PG&E’s $2 billion rate increase gets no support at Santa Rosa public hearing

Critics said many people can't afford a $10-a-month rate increase and others said the bankrupt utility was untrustworthy.|

PG&E found few supporters at a public hearing Wednesday on the company’s request for a $2 billion gas and electric rate increase that requires approval from California’s ?utility watchdog.

About 30 people attended the first in a pair of hearings held in the afternoon and evening, and the seven who spoke heaped criticism on the embattled power company, some of them speaking in emotional tones.

A much larger crowd attended the evening hearing in the Santa Rosa City Council chambers, also held by administrative law judges for the California Public Utilities Commission.

Pacific Gas & Electric, which is also engaged in bankruptcy proceedings, filed a request in December for a 6.4% rate hike that would add $10.57 a month to the typical gas and electric customer’s bill next year. The new rates would boost company revenues by $1.1 billion in 2020, by $454 million in 2021 and by ?$486 million in 2022.

John Simon, a PG&E executive vice president, acknowledged that the rate proposal “comes at a difficult time,” adding the company’s commitment is to “keep customer costs as low as possible while meeting our responsibility to safely serve all of our customers.”

Half of the added revenue would be spent on wildfire prevention and risk reduction and none on PG&E officer compensation or wildfire claims related to the bankruptcy case, he said.

Paul Feinstein of Sebastopol said there was a “basic unfairness” in Californians paying ?24 cents per kilowatt hour for electricity, which he said was three times the national average.

The U.S. Energy Information Administration reports the national average for residents is ?13 cents and California’s rate is 19 cents per kWh.

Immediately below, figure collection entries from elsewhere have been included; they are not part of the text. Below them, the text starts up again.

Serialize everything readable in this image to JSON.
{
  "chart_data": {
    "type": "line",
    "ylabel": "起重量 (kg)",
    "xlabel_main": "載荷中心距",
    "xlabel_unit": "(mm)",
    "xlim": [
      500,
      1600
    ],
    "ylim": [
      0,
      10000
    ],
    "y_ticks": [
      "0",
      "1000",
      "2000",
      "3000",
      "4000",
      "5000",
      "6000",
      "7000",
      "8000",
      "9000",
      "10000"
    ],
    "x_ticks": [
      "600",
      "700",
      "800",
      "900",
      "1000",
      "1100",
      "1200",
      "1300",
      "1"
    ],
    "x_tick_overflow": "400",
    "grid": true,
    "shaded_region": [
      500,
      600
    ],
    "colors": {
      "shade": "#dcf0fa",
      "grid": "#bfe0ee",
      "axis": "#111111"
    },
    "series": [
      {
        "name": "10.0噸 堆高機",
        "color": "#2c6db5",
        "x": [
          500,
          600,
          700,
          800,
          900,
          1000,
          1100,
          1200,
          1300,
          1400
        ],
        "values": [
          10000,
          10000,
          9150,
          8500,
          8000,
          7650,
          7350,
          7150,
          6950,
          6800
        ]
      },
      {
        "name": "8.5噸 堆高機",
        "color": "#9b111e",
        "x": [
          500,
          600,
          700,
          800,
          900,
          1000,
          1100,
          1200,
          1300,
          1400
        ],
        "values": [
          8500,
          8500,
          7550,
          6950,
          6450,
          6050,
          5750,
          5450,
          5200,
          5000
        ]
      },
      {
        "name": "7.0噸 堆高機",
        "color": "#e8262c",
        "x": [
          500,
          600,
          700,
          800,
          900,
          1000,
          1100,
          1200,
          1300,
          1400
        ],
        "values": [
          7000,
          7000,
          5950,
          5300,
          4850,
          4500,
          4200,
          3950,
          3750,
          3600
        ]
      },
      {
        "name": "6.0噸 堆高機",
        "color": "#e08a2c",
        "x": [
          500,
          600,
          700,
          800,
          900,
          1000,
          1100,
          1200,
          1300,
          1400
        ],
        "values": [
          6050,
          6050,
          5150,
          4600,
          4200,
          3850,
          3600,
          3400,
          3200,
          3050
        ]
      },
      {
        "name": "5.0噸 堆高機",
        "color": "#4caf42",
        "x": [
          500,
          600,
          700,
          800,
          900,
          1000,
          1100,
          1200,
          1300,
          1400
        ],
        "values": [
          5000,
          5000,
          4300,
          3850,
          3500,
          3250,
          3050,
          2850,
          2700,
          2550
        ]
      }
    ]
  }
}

“There are many people who simply cannot afford these rates,” Feinstein told administrative law judges Rafael Lirag and Elaine Lau.

Will Abrams, whose family survived a harrowing escape from the Tubbs fire in 2017, said PG&E was not trustworthy and should be required to “demonstrate the amount of risk you will reduce” with the additional revenue.

“It needs to be measurable” in risk, he said, rather than by the numbers of trees trimmed or power poles strengthened.

Heather A. Young of Santa Rosa said the cost of safety improvements should not fall on utility ratepayers.

“In our capitalist system, shareholders are supposed to be bearing the risk,” she said.

Jon Deavers’ voice cracked as he accused PG&E of misconduct and expressed skepticism over the rate-setting process.

“Stop listening to what they say and pay attention to what they’ve done,” he said. “For the love of God, you have to have the courage to break the cycle.”

Deavers is the boyfriend of Jessica Tunis, whose mother, Linda, died in the Tubbs fire.

Roseland resident Duane DeWitt said the “system is always slanted toward the power of the corporate entities in this state.”

Joseph Oñate, a Butte County resident, accused the utilities commission of being “compliant with PG&E” and failing to protect the public.

The commission and the utility “have all the resources in the world” to make needed changes “but it didn’t happen,” he said.

Oñate said he nearly lost his home and knows people who lost theirs in the Camp fire, which killed 85 people and destroyed Paradise in November.

Simon was not made available for an interview following the afternoon hearing.

“I would say we’re here to listen,” said Kristi Jourdan, a PG&E spokeswoman.

The Santa Rosa hearings were among nine locations for PUC public forums on PG&E’s rate hike proposal.